Il quartiere ebraico di Palermo
Anche detto la Giudecca, il quartiere ebraico sorgeva nell’area del Giardinacciu, termine dalla forte e intuitiva valenza dispregiativa. Vi si accedeva dalla porta di ferro o porta Judaica, collocata dove oggi si trova via dell’Università.
Il quartiere ebraico comprendeva due contrade: la Guzzetta, dove fiorivano le attività commerciali, e la Meschita, dove si trovavano i luoghi di culto, la scuola e l’ospedale per poveri. In questa zona si trovava anche il miqweh, bagno di purificazione rituale, che a Palermo prendeva spazio nell’attuale Palazzo Marchesi. Il forno e il macello ebraico si trovavano invece dove oggi sorge il Teatro Santa Cecilia.

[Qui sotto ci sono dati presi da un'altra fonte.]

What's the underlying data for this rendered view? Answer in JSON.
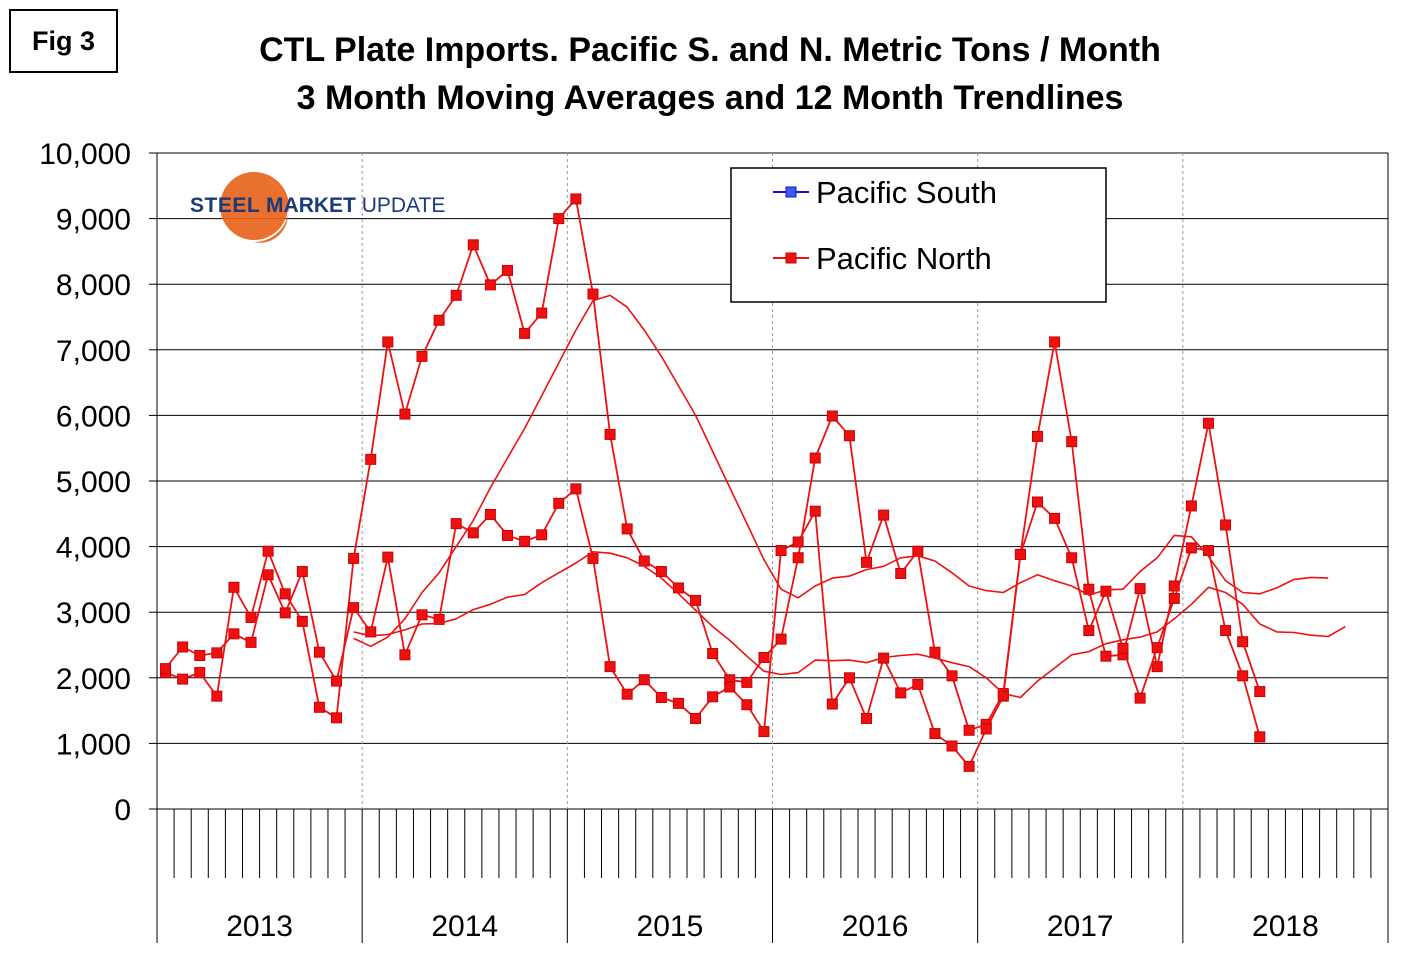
{
  "fig_label": "Fig 3",
  "title_line1": "CTL Plate Imports. Pacific S. and N. Metric Tons / Month",
  "title_line2": "3 Month Moving Averages and 12 Month Trendlines",
  "logo": {
    "word1": "STEEL",
    "word2": "MARKET",
    "word3": "UPDATE"
  },
  "colors": {
    "south": "#1010e0",
    "north": "#ee1111",
    "south_marker": "#3b5bf0",
    "grid": "#000000"
  },
  "chart_data": {
    "type": "line",
    "title": "CTL Plate Imports. Pacific S. and N. Metric Tons / Month - 3 Month Moving Averages and 12 Month Trendlines",
    "xlabel": "",
    "ylabel": "",
    "ylim": [
      0,
      10000
    ],
    "y_ticks": [
      0,
      1000,
      2000,
      3000,
      4000,
      5000,
      6000,
      7000,
      8000,
      9000,
      10000
    ],
    "y_tick_labels": [
      "0",
      "1,000",
      "2,000",
      "3,000",
      "4,000",
      "5,000",
      "6,000",
      "7,000",
      "8,000",
      "9,000",
      "10,000"
    ],
    "years": [
      "2013",
      "2014",
      "2015",
      "2016",
      "2017",
      "2018"
    ],
    "months_per_year": 12,
    "total_months": 72,
    "legend": [
      "Pacific South",
      "Pacific North"
    ],
    "series": [
      {
        "name": "Pacific South",
        "type": "3 month moving average",
        "start_month": 1,
        "values": [
          2080,
          1980,
          2080,
          1720,
          3380,
          2920,
          3930,
          3280,
          2860,
          1550,
          1390,
          3820,
          5330,
          7120,
          6020,
          6900,
          7450,
          7830,
          8600,
          7990,
          8210,
          7250,
          7560,
          9000,
          9300,
          7850,
          5710,
          4270,
          3780,
          3620,
          3370,
          3180,
          2370,
          1970,
          1930,
          2310,
          2590,
          3830,
          5350,
          5990,
          5690,
          3760,
          4480,
          3590,
          3930,
          2390,
          2030,
          1200,
          1290,
          1760,
          3880,
          5680,
          7120,
          5600,
          3350,
          2330,
          2350,
          3360,
          2170,
          3400,
          4620,
          5880,
          4330,
          2550,
          1790
        ]
      },
      {
        "name": "Pacific North",
        "type": "3 month moving average",
        "start_month": 1,
        "values": [
          2140,
          2470,
          2340,
          2380,
          2670,
          2540,
          3570,
          2990,
          3620,
          2390,
          1950,
          3070,
          2700,
          3840,
          2350,
          2960,
          2890,
          4350,
          4210,
          4490,
          4170,
          4080,
          4180,
          4660,
          4880,
          3820,
          2170,
          1750,
          1970,
          1700,
          1610,
          1380,
          1710,
          1860,
          1590,
          1180,
          3940,
          4070,
          4540,
          1600,
          2000,
          1380,
          2300,
          1770,
          1900,
          1150,
          960,
          650,
          1220,
          1720,
          3880,
          4680,
          4430,
          3830,
          2720,
          3320,
          2450,
          1690,
          2460,
          3210,
          3980,
          3940,
          2720,
          2030,
          1100
        ]
      },
      {
        "name": "Pacific South trendline",
        "type": "12 month trendline",
        "start_month": 12,
        "values": [
          2600,
          2480,
          2620,
          2900,
          3300,
          3600,
          4000,
          4400,
          4900,
          5350,
          5800,
          6300,
          6800,
          7300,
          7750,
          7830,
          7650,
          7300,
          6900,
          6450,
          6000,
          5450,
          4900,
          4350,
          3800,
          3350,
          3220,
          3400,
          3520,
          3550,
          3650,
          3700,
          3830,
          3860,
          3780,
          3600,
          3400,
          3330,
          3300,
          3450,
          3570,
          3480,
          3400,
          3260,
          3340,
          3350,
          3620,
          3830,
          4170,
          4150,
          3850,
          3480,
          3300,
          3280,
          3370,
          3500,
          3530,
          3520
        ]
      },
      {
        "name": "Pacific North trendline",
        "type": "12 month trendline",
        "start_month": 12,
        "values": [
          2700,
          2640,
          2660,
          2730,
          2820,
          2830,
          2900,
          3040,
          3120,
          3230,
          3270,
          3450,
          3600,
          3750,
          3920,
          3900,
          3830,
          3700,
          3520,
          3280,
          3030,
          2780,
          2570,
          2330,
          2100,
          2050,
          2080,
          2270,
          2260,
          2270,
          2230,
          2310,
          2340,
          2360,
          2300,
          2230,
          2170,
          2000,
          1760,
          1700,
          1950,
          2150,
          2350,
          2400,
          2520,
          2580,
          2620,
          2700,
          2900,
          3120,
          3380,
          3300,
          3120,
          2820,
          2700,
          2690,
          2650,
          2630,
          2780
        ]
      }
    ]
  }
}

L’Archivio Storico Comunale di Palermo, un’ex sinagoga
Terradamare ci ha anche guidati dentro l’Archivio Storico Comunale che, progettato da Damiani Almejda, rappresenta probabilmente il primo esempio di archeologia industriale. Era proprio in questo edificio che, ai tempi della comunità ebraica a Palermo, sorgeva la sinagoga (chiamata dai palermitani Meschita): Almejda sembra aver voluto ricalcarne l’originale struttura, come descritta nei dettagli da un rabbino emiliano in visita a Palermo in quegli anni, dal cui racconto emerge l’unicità di questo luogo.

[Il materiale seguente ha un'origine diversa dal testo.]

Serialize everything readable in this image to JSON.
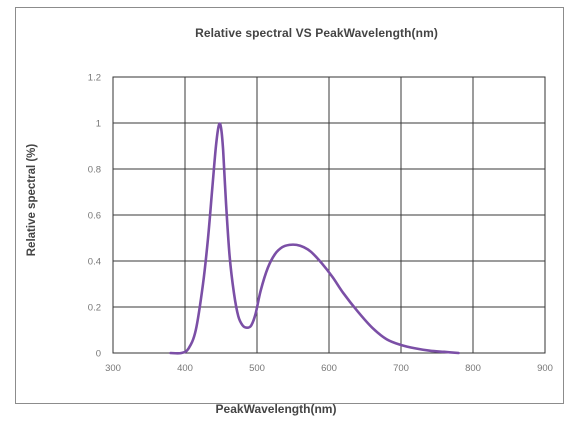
{
  "chart_data": {
    "type": "line",
    "title": "Relative spectral  VS  PeakWavelength(nm)",
    "xlabel": "PeakWavelength(nm)",
    "ylabel": "Relative spectral (%)",
    "xlim": [
      300,
      900
    ],
    "ylim": [
      0,
      1.2
    ],
    "x_ticks": [
      "300",
      "400",
      "500",
      "600",
      "700",
      "800",
      "900"
    ],
    "y_ticks": [
      "0",
      "0.2",
      "0.4",
      "0.6",
      "0.8",
      "1",
      "1.2"
    ],
    "grid": true,
    "legend": "none",
    "series": [
      {
        "color": "#7b4fa6",
        "x": [
          380,
          395,
          405,
          415,
          425,
          432,
          438,
          443,
          447,
          450,
          453,
          457,
          462,
          468,
          474,
          480,
          486,
          492,
          498,
          505,
          515,
          525,
          535,
          545,
          555,
          565,
          575,
          590,
          605,
          620,
          640,
          660,
          680,
          700,
          720,
          740,
          760,
          780
        ],
        "y": [
          0.0,
          0.0,
          0.02,
          0.1,
          0.3,
          0.5,
          0.72,
          0.9,
          0.99,
          0.98,
          0.88,
          0.65,
          0.42,
          0.26,
          0.16,
          0.12,
          0.11,
          0.12,
          0.17,
          0.27,
          0.37,
          0.43,
          0.46,
          0.47,
          0.47,
          0.46,
          0.44,
          0.39,
          0.33,
          0.26,
          0.18,
          0.11,
          0.06,
          0.035,
          0.02,
          0.01,
          0.005,
          0.0
        ]
      }
    ]
  }
}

Ancora oggi, all’interno dell’Archivio Storico Comunale, è possibile visionare testimonianze significative di quel periodo: è infatti qui che viene conservato con cura l’editto originale con cui, nel 1492, venne proclamata la cacciata degli ebrei da tutti i territori sotto la dominazione spagnola e, quindi, anche da Palermo. La città, però, riuscì a ottenere dei rinvii fino a quasi un anno dopo.

Il Giardino dei Giusti
La passeggiata ebraica si è conclusa al Giardino dei Giusti: anche se di recente realizzazione, si lega al ricordo degli ebrei che hanno perso la vita durante l’olocausto. Il giardino, in via Alloro, celebra infatti i giusti siciliani che si sono distinti per aver aiutato la popolazione ebraica in quegli anni. Tra questi, viene onorata anche Giulia Florio, figlia di Ignazio e Franca Florio, che ospitò nella sua casa, a Roma, diverse famiglie ebree, salvandole. Al suo fianco, in questa coraggiosa impresa, il marito e gerarca fascista Achille Afan de Rivera: grazie al suo ruolo, quando gli ufficiali bussarono alla porta, riuscì a mandarli via senza alcuna perquisizione della casa.